Even in this idyllic place, tempers occasionally flared over the breakfast table. Adult children who live in Berlin, having absorbed the German zeitgeist, argued that George W. is too quick on the draw, too much in a hurry to get to war. Those of us from Washington held our tongues in the interests of family peace, impatient with their naïve green sentiments.
We finally declared a moratorium on discussions of war to prevent every gathering around the table from becoming a skirmish in an uncivil war. We busied our attention with local problems: traffic jams at the Red Hook harbor, overpriced food, the lack of fresh fish in the markets. We absorbed some local history, learning that our idyllic island was not immune to evil. The Danes who ruled St. Thomas for more than two centuries grew rich with regular shipments of slaves. Today the harbors are drop-offs for trade in illegal immigrants and drugs.
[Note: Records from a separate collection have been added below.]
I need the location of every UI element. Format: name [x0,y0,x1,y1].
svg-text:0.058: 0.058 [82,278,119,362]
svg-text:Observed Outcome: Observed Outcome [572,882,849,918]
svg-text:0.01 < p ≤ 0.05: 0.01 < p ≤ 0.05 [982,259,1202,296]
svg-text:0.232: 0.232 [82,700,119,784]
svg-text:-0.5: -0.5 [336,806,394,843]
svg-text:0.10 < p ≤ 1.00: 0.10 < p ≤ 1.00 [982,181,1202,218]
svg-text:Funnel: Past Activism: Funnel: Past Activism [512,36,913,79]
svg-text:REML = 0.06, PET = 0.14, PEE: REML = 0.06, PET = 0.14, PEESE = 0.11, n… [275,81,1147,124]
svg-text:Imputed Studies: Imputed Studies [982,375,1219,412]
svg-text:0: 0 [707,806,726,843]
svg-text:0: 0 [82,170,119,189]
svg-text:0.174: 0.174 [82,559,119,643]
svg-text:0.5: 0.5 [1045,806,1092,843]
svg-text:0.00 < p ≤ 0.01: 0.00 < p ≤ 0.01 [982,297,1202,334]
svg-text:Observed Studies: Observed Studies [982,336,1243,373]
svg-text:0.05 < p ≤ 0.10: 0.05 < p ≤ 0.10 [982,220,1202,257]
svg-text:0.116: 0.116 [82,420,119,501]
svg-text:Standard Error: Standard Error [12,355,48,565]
Time, of course, decorates history with nostalgia and romance. Where Sir Francis Drake looked out for enemy ships approaching his fleet, we enjoyed a breathtaking panorama at dusk. A medieval-like castle named for Blackbeard is said to have been the home of pirates who lived by plundering ships of silver and gold on their way to Spain. True or not, we believed it. (We were paying for it.)
But at last it was time to return to the world. The airport reminded us once more of the grim new era we live in, that our entire clan of 10 could be obliterated in an instant. We were especially understanding when a security agent asked us to take off our shoes.
The trip home was wretched. We left late and arrived late, circling Reagan National Airport for an hour while the pilot searched for a hole in the clouds and the fog. A suitcase was lost. The taxis had all gone home. We dragged bags upon bags to the Metro station and when we got to our station the escalator was out of order. When we made it to the street level there was all the ice and snow and slush we had spent the week being smugly oblivious of. We slipped and sloshed several blocks through the remnants of the storm.
But did we complain? Not a peep. Timing is everything, and luck is relative.